Character: Aza



It became clear to me how I was disgusting. Now I knew for sure. I'm not possessed by a demon. I - is a demon.
№ 336053   Added MegaMozg 01-08-2018 / 00:12
Thoughts - just another kind of bacteria that live in you.
№ 336052   Added MegaMozg 01-08-2018 / 00:11
"You feel a threat to themselves?" But where is the threat and I? I couldn't say that I'm not a threat, but did not understand to whom or what. Abstract blurred pronouns and additions in this sentence, non-linguistic funnel sucked the words.
№ 336051   Added MegaMozg 01-08-2018 / 00:10
I thought this cycle: I light the light of his bedroom, and he is the light of my. I saw Davis just because he could see me. We were lying in the granular silver light, and fear and joy of this being, it seemed that we really are not in their beds, and in some imperceptible place in the minds of each other. The proximity of bodies in real life could not be compared with this intimacy.
№ 336050   Added MegaMozg 01-08-2018 / 00:09
I want to know is there an independent "me"? The deep, true self that doesn't change the fact that if she has money or the guy, if she goes to one school or another. Or am I just a set of circumstances?
№ 336047   Added MegaMozg 01-08-2018 / 00:06
I grabbed clothes and went into the bathroom, took off all, dried them with a towel and waited until the body cools down. The floor was cold against her bare feet. I had my hair done, looked at myself in the mirror. My body I hated. Everything was disgusting - hair, pores, thinness. I wanted out of it - away from yourself, from thoughts, away! but I'm stuck inside, along with bacteria that colonized me.
№ 336046   Added MegaMozg 01-08-2018 / 00:05
In English this phrase, "be in love", it sounds weird, if love is a sea in which you drown, or the town in which they live. Nothing else - neither in friendship nor in anger nor in hope - you are not. It is only in love. And I wanted to answer him: though I didn't fall even once, I know what it's like to be in the feeling to be not just surrounded by, and permeated them like a God. When thoughts are twisted in a spiral, I'm inside, become part of it.

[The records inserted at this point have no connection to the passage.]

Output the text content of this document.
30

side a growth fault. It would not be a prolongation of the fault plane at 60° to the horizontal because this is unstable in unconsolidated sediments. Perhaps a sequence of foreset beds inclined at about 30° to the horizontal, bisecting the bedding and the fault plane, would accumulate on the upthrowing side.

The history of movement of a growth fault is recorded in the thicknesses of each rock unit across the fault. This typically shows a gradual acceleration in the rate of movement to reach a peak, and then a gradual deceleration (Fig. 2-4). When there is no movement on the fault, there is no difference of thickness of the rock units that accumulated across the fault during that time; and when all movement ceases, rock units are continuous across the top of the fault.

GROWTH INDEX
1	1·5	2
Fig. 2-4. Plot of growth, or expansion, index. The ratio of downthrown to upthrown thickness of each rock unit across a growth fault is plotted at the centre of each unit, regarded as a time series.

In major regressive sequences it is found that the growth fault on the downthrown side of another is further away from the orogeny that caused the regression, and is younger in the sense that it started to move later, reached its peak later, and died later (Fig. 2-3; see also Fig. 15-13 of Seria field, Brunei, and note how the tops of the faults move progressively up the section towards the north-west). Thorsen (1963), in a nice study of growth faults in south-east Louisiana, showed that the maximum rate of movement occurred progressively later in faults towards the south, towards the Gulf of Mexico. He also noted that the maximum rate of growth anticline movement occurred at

№ 336044   Added MegaMozg 01-08-2018 / 00:03
I knew what he - my thoughts were confused all my life, I couldn't even think of them until the end, because they came not in the form of lines, and in the form of entangled balls, resembled a quicksand, swallowing the light or wormholes.
№ 336042   Added MegaMozg 31-07-2018 / 23:04
I was disgusted with myself. Disgusting. But I couldn't myself to pull away because she's stuck inside.

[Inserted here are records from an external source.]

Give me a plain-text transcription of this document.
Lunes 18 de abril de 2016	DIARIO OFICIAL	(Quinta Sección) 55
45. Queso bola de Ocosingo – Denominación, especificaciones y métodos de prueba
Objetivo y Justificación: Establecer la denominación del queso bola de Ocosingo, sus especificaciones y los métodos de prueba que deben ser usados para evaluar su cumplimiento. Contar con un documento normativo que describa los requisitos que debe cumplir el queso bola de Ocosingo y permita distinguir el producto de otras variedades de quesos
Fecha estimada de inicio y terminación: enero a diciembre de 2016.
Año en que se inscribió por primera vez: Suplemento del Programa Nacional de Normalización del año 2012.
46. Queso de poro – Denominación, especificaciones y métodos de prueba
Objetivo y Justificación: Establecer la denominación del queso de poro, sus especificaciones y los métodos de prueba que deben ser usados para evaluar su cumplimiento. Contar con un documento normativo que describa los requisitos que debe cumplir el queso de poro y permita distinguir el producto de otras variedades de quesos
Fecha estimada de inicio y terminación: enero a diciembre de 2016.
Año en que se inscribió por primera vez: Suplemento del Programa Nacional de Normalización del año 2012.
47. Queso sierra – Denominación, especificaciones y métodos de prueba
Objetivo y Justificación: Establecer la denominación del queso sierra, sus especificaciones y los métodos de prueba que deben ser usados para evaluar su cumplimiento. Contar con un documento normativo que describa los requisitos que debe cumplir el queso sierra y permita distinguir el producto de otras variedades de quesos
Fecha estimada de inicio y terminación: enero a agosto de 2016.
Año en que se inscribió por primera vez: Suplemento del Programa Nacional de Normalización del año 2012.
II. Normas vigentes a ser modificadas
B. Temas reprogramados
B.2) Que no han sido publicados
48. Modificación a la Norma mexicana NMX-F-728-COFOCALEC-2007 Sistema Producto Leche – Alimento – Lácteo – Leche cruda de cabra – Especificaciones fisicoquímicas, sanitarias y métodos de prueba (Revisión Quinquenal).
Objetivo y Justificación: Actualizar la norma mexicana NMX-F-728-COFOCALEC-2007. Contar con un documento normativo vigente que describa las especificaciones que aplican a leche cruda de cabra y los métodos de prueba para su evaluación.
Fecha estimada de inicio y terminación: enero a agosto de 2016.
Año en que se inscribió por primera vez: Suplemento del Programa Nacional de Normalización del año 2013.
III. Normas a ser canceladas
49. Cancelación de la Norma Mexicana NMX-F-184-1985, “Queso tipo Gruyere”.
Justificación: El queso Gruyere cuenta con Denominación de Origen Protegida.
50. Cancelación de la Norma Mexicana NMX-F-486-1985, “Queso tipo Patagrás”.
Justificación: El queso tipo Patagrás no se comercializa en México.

№ 336040   Added MegaMozg 31-07-2018 / 23:02
I may be just a lie that you whisper to yourself?
№ 336039   Added MegaMozg 31-07-2018 / 22:12
I guess I just don't like that I have to live inside the body. If you know what I mean. Perhaps in essence, I'm just a tool that exists to convert oxygen into carbon dioxide. I'm just a body in this... infinity. And me to some extent appalling, I actually can't control your so-called I.

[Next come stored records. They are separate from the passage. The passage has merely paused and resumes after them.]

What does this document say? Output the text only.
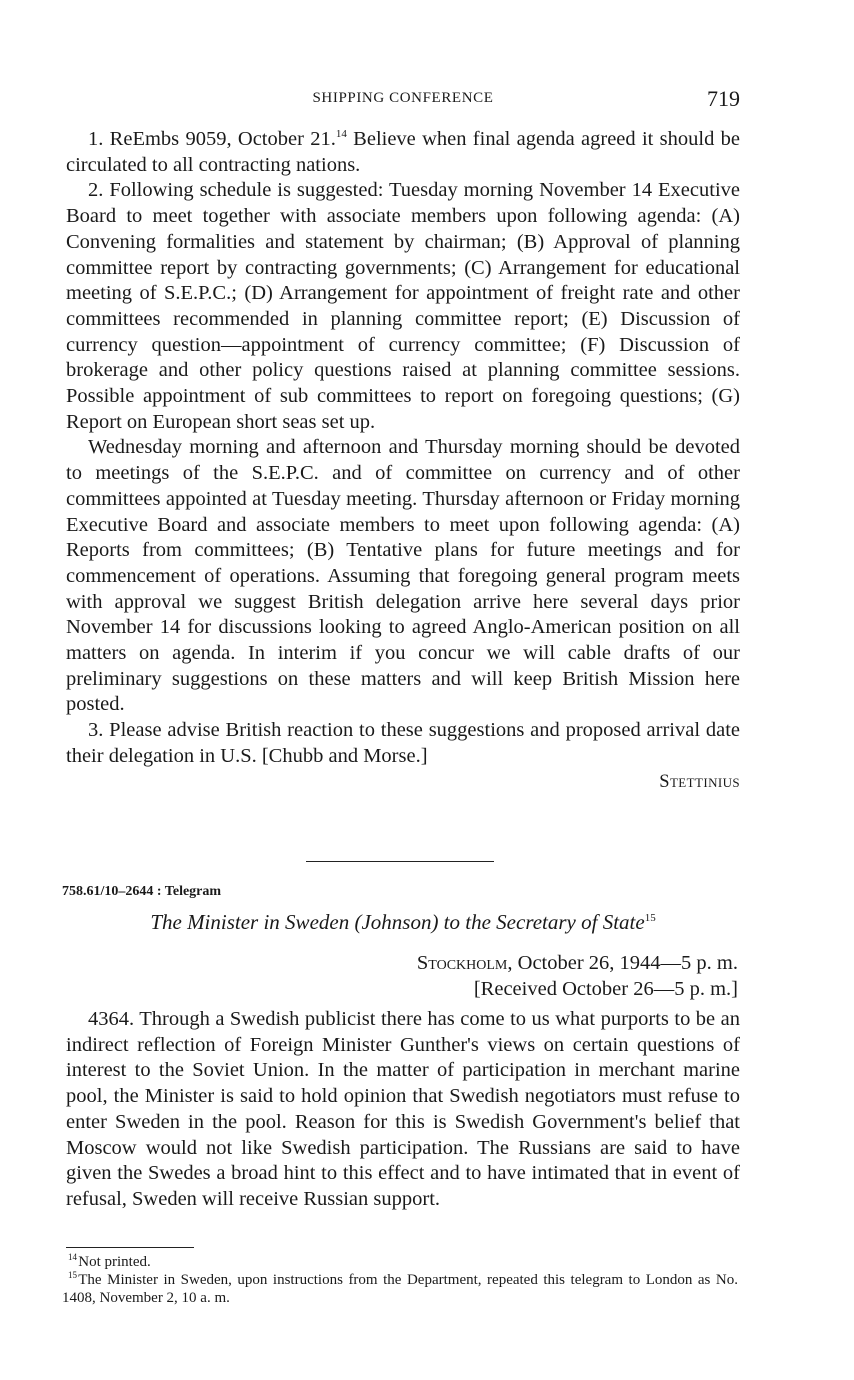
SHIPPING CONFERENCE	719

1. ReEmbs 9059, October 21.14 Believe when final agenda agreed it should be circulated to all contracting nations.

2. Following schedule is suggested: Tuesday morning November 14 Executive Board to meet together with associate members upon following agenda: (A) Convening formalities and statement by chairman; (B) Approval of planning committee report by contracting governments; (C) Arrangement for educational meeting of S.E.P.C.; (D) Arrangement for appointment of freight rate and other committees recommended in planning committee report; (E) Discussion of currency question—appointment of currency committee; (F) Discussion of brokerage and other policy questions raised at planning committee sessions. Possible appointment of sub committees to report on foregoing questions; (G) Report on European short seas set up.

Wednesday morning and afternoon and Thursday morning should be devoted to meetings of the S.E.P.C. and of committee on currency and of other committees appointed at Tuesday meeting. Thursday afternoon or Friday morning Executive Board and associate members to meet upon following agenda: (A) Reports from committees; (B) Tentative plans for future meetings and for commencement of operations. Assuming that foregoing general program meets with approval we suggest British delegation arrive here several days prior November 14 for discussions looking to agreed Anglo-American position on all matters on agenda. In interim if you concur we will cable drafts of our preliminary suggestions on these matters and will keep British Mission here posted.

3. Please advise British reaction to these suggestions and proposed arrival date their delegation in U.S. [Chubb and Morse.]

Stettinius
758.61/10–2644 : Telegram
The Minister in Sweden (Johnson) to the Secretary of State$^{15}$
Stockholm, October 26, 1944—5 p. m.
[Received October 26—5 p. m.]

4364. Through a Swedish publicist there has come to us what purports to be an indirect reflection of Foreign Minister Gunther's views on certain questions of interest to the Soviet Union. In the matter of participation in merchant marine pool, the Minister is said to hold opinion that Swedish negotiators must refuse to enter Sweden in the pool. Reason for this is Swedish Government's belief that Moscow would not like Swedish participation. The Russians are said to have given the Swedes a broad hint to this effect and to have intimated that in event of refusal, Sweden will receive Russian support.

$^{14}$ Not printed.

$^{15}$ The Minister in Sweden, upon instructions from the Department, repeated this telegram to London as No. 1408, November 2, 10 a. m.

№ 336038   Added MegaMozg 31-07-2018 / 22:11
And although I laughed with them, felt like I was watching from the side, as if watching a movie about his life instead of live.
№ 336037   Added MegaMozg 31-07-2018 / 22:10
If the tablet is changing you, your deepest essence... this is not normal, right? Who decides what I am, - I or factory workers, producing a "Lexapro"? In me like a demon, and I want to expel him, but the idea is to do it through pills... don't know, she's weird. But I got it and not once saw a drug because I hate the demon.
№ 336035   Added MegaMozg 31-07-2018 / 22:08
I do not know. Well, I'm sitting in the dining room and start to think about how I have all these things, they eat food for me, and I'm, like, all of them are that I don't as many people as disgusting bubble teeming with bacteria. And I can't clean up, you know? Because the mud creeping up on me. That is, I can't find in the depths of himself pure and spotless part, the part where should be my soul. It turns out that the souls I have probably no more than bacteria.
№ 336034   Added MegaMozg 31-07-2018 / 22:07
He wrote about thoughts exactly as I was going through - for me it was not a choice but a destiny. No catalogue of consciousness, but the opposite.